Ed Snider said never again, so it was decided.
In comes Ilya Bryzgalov to a nine-year, $51 million contract that makes him the second-highest paid player in the NHL. He is making $10 million this year, behind only Brad Richards and his $12 million salary.
In the playoffs, Bryzgalov currently has a 3.70 goals against average and a 0.873 save percentage.
Last year, the Flyers goalie carousel combined managed to stop 89.4 percent of shots while sporting a 3.19 goals against average.
The difference is that the Flyers are 5-2 this year whereas they were 4-7 last year. Make no mistake: Ilya Bryzgalov, the man Ed Snider had to have, the goalie many Flyers fans demanded and the hole media from across the sport claimed was necessary to fill is doing more to harm his team's Stanley Cup chances than benefit.
Take yesterday's game for example. The Flyers won, but it certainly wasn't because of Ilya Bryzgalov. The Devils first goal of the game came off a bad turnover by Matt Read, but Bryzgalov moves his stick to try and block the pass from behind the net. There are three Flyers skaters attempting to do the same.
This leaves a gaping hole for Zach Parise to shoot at:
By the time Elias lets the puck go, Bryzgalov has attempted to bring his stick back to cover his five hole, but it's not set and he's not able to get into the butterfly in time. One-nothing, Devils.
On the Devils second goal, Bryzgalov goes behind the net to stop the dump-in. He is unable to halt the puck, but he's also unable to get back into his net and set in his position before the puck is already halfway to the player streaking down the slot.
Certainly, there's more blame to go around on this play than just Bryzgalov, as there is with the first goal, but he is once again beaten through the five hole on a play he was not set for.
Whether he was slow to get back into his net or slow to get into position, he was not ready for the shot on a routine dump in. He was once again beaten between the pads, where his stick should have been.
On the Devils third goal, Bryzgalov again lets the puck go through his five hole:
Sykora pump-fakes a shot, which Bryzgalov does not bite on, but he still gets beaten through the five hole. His stick appeared to initially be in position, so he either went to bat the puck away and missed, moved it at the last second, or never had it in position to begin with.
Add it to the list of other five-hole goals Bryzgalov has given up this playoff season, and you begin to sense a pattern. This is a real problem currently befalling the Flyers. It goes beyond Bryzgalov's salary, his cap hit, his contract length, his funny quotes, his media availability, and especially his confidence.

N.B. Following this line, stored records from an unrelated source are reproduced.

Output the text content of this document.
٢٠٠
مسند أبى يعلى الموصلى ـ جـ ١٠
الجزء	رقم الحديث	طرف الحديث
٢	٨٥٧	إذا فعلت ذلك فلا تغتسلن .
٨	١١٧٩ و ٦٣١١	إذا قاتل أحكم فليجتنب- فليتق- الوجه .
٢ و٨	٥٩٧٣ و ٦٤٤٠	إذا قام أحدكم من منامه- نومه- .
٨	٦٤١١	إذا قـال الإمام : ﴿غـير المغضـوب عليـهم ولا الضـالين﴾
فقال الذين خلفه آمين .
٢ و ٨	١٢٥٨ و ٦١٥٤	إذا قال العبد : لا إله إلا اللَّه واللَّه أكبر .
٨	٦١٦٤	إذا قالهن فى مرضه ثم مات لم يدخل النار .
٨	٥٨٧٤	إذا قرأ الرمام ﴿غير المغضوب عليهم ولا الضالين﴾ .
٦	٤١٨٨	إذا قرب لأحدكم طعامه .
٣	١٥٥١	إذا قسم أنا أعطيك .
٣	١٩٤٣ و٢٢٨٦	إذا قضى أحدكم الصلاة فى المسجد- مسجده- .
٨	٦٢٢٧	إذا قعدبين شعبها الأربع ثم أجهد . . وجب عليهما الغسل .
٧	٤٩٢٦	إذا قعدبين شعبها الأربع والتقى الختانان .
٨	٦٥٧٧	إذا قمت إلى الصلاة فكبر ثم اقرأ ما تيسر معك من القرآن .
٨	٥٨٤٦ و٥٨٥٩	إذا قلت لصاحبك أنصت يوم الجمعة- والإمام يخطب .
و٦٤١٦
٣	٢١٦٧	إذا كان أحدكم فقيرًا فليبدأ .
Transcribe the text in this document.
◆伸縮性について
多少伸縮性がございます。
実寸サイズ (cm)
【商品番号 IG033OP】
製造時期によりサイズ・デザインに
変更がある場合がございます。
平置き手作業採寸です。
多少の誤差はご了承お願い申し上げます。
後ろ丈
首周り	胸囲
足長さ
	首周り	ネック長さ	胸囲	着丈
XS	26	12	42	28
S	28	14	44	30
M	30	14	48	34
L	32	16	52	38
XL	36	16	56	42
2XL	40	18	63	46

Ilya Bryzgalov has a clear hole in his game that opponents are spotting. Claude Giroux said you can tell when Bryzgalov is going to have a good game in warm ups and I'm guessing it is based upon the number of pucks that go between his legs during the pre-game skate.
Bryzgalov has the second worst save percentage of any goalie with at least two games played this year. He has a worse save percentage than both Sergei Bobrovsky and Brian Boucher had last year, which was apparently so horrible that it resulted in the owner throwing both of them under the bus.
Bluntly, the second-highest paid player in hockey is at best a passenger in the playoffs and at worst a detriment to his team.